Shortly after Pam and Kate got married they came to New York and I insisted that the family have a party, a kind of informal reception to celebrate their marriage. At the time my older daughter, Sugar, was about 5 and the younger one hadn’t been born yet. To me Pam and Kate being married was as normal and natural as any other couple getting married, but I didn’t know if it would be confusing to Sugar. All the married couples she knew were comprised of a man and a woman, and most of the talk she had been exposed to was of two gender couples.

It’s funny how the language we use, the jokes we make, the attitudes we express on a daily basis can be so biased without even noticing it. I realized that in our daily world there was little, if any, reference made to two people of the same gender loving and caring for each other. I was delighted that Pam and Kate would give me the opportunity to introduce this concept to my child, and a little disappointed in myself that I hadn’t made sure we moved in circles where it was more a part of our lives.

I told Sugar that we were having a party for Pam and Kate. She asked if it was a birthday party and I told her that, no, we weren’t celebrating a birthday, we were honoring Pam’s and Kate’s love for each other. We were celebrating the fact that they got married. I explained to her that when two people love each other so much that they want to be a family that one way they can do that - become a family - is to get married.

I’ve been thinking lately about that explanation I gave to Sugar, and about how much Pam and Kate embody that idea. They are each others family in the truest sense. They are there for each other through everything, they hold and support each other through the hard times and laugh and share in each others delight through the good. There is a permanence to their love and commitment that only happens in a family.

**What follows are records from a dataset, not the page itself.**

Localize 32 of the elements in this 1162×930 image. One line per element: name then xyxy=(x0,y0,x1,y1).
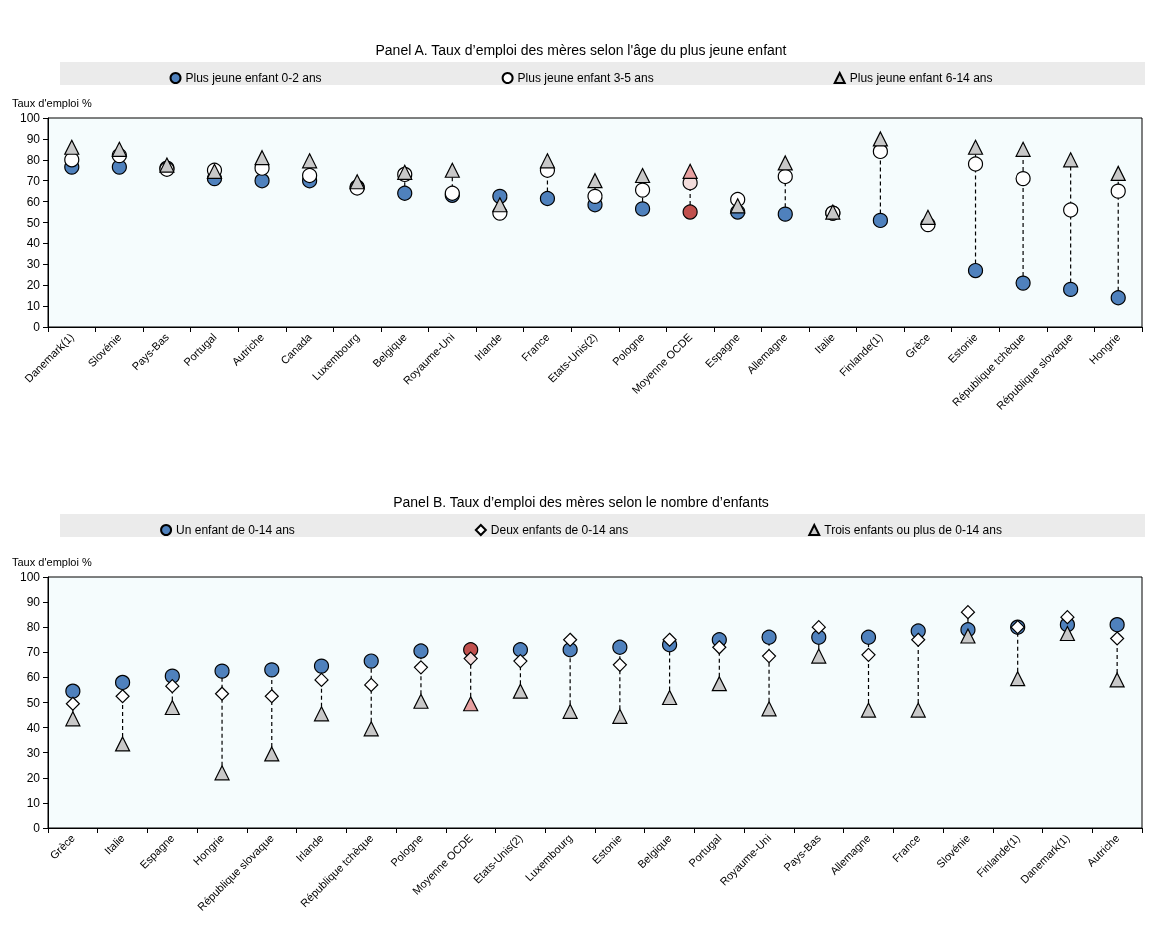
y-tick-label: 100 xyxy=(19,570,41,584)
y-tick-label: 70 xyxy=(26,173,41,188)
y-tick-label: 0 xyxy=(33,821,41,835)
legend-label: Plus jeune enfant 0-2 ans xyxy=(185,71,322,85)
legend-label: Deux enfants de 0-14 ans xyxy=(490,523,629,537)
y-tick-label: 60 xyxy=(26,194,41,209)
y-tick-label: 0 xyxy=(33,320,41,334)
y-tick-label: 30 xyxy=(26,257,41,272)
y-tick-label: 100 xyxy=(19,111,41,125)
y-tick-label: 40 xyxy=(26,720,41,735)
y-axis-title: Taux d'emploi % xyxy=(12,96,92,109)
y-tick-label: 10 xyxy=(26,795,41,810)
y-tick-label: 20 xyxy=(26,278,41,293)
y-tick-label: 80 xyxy=(26,620,41,635)
y-tick-label: 10 xyxy=(26,299,41,314)
chart-title: Panel B. Taux d’emploi des mères selon le nombre d’enfants xyxy=(393,494,769,510)
legend-label: Trois enfants ou plus de 0-14 ans xyxy=(824,523,1002,537)
y-tick-label: 70 xyxy=(26,645,41,660)
y-tick-label: 30 xyxy=(26,745,41,760)
y-tick-label: 90 xyxy=(26,131,41,146)
y-tick-label: 80 xyxy=(26,152,41,167)
legend-label: Plus jeune enfant 3-5 ans xyxy=(517,71,654,85)
chart-title: Panel A. Taux d’emploi des mères selon l'âge du plus jeune enfant xyxy=(375,42,787,58)
y-tick-label: 50 xyxy=(26,215,41,230)
y-tick-label: 60 xyxy=(26,670,41,685)
y-tick-label: 40 xyxy=(26,236,41,251)
y-tick-label: 50 xyxy=(26,695,41,710)
legend-label: Un enfant de 0-14 ans xyxy=(176,523,295,537)
y-axis-title: Taux d'emploi % xyxy=(12,555,92,568)
y-tick-label: 90 xyxy=(26,595,41,610)
legend-label: Plus jeune enfant 6-14 ans xyxy=(849,71,993,85)
y-tick-label: 20 xyxy=(26,770,41,785)
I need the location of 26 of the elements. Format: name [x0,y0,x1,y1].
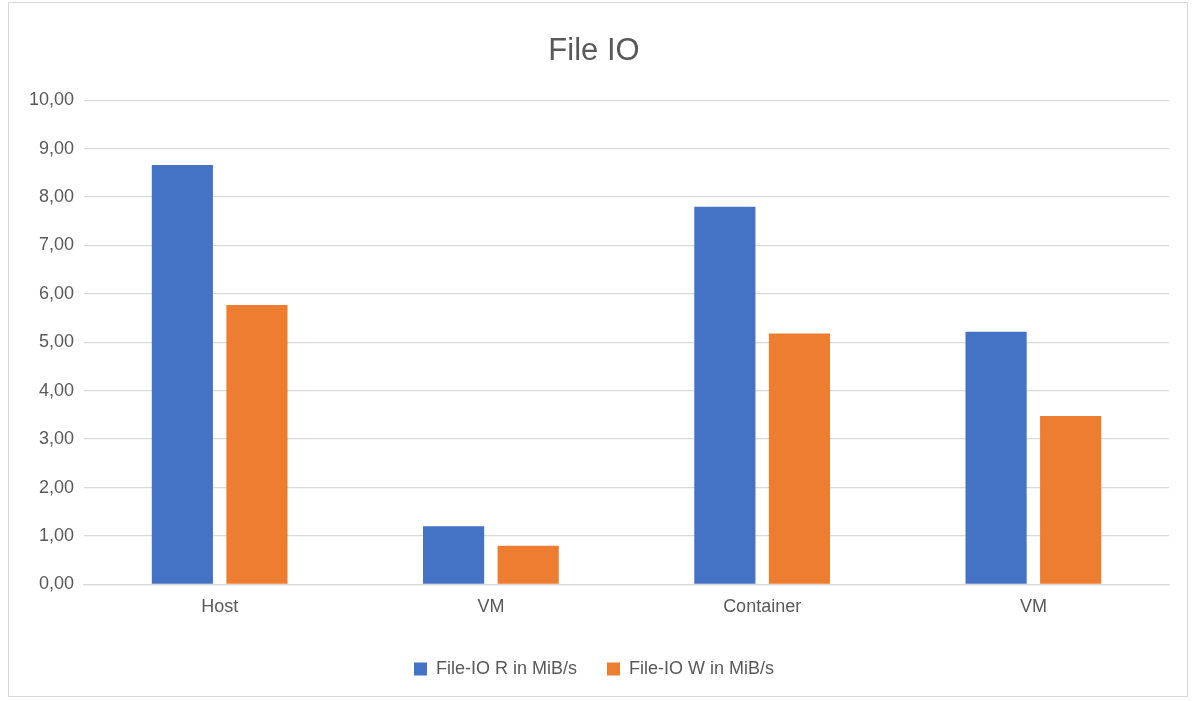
y-tick-label: 1,00 [39,524,75,545]
x-tick-label: VM [1019,596,1047,617]
y-tick-label: 6,00 [39,282,75,303]
y-tick-label: 3,00 [39,428,75,449]
x-tick-label: Container [723,596,802,617]
bar [226,305,288,584]
x-tick-label: VM [477,596,505,617]
legend-label: File-IO R in MiB/s [435,657,578,678]
y-tick-label: 7,00 [39,234,75,255]
chart-title: File IO [548,32,640,68]
bar [1040,415,1102,584]
y-tick-label: 8,00 [39,186,75,207]
bar [423,526,485,584]
bar [151,165,213,584]
x-tick-label: Host [201,596,239,617]
bar [965,331,1027,584]
bar [497,545,559,584]
y-tick-label: 4,00 [39,379,75,400]
bar [694,206,756,584]
y-tick-label: 9,00 [39,137,75,158]
bar [768,333,831,584]
y-tick-label: 2,00 [39,476,75,497]
y-tick-label: 10,00 [29,89,75,110]
legend-label: File-IO W in MiB/s [629,657,775,678]
y-tick-label: 0,00 [39,573,75,594]
y-tick-label: 5,00 [39,331,75,352]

A deep and unfading understanding that no matter what happens, they have each other, and share a bond that can’t be broken.

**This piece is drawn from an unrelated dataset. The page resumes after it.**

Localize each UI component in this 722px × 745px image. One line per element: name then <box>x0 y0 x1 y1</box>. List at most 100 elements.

It astounds and shocks me that there are people who think that this amazing and oh so elusive love that exists between Pam and Kate is not as valid, not as worthy of honor and recognition as the love between any man and any woman. That somehow any of the flawed, imperfect, often unhealthy and always temporary relationships I’ve had (or have seen between other men and women) could, with a few dollars and a few minutes in any City Hall in the country, be made legally binding and recognized as such anywhere we wanted to go. How could those mediocre travesties of love be more worthy of respect than

True Love.

A love so complete, so binding, so eternal that it turns strangers into family. That’s what Pam and Kate have. It’s not a myth, a fairy tale, a child’s fantasy to dissipate with experience and knowledge. It’s real, it’s tangible, it’s true. It lives in these two people together. It makes me re-think everything I’ve come to believe in the last 16 years. It gives me hope.

The sight of their love, the very existence of it shakes me to my core as surely as the ending of my marriage did. Is it possible? Could it be that maybe if it exists for them, it could exist for everyone? Even me?

I don’t know. Maybe it’s so rare that it only comes to a very few. All I know is that when it does happen the gender of its recipients is irrelevant and it should be held up as a shining beacon so all can see it’s possible and it’s real.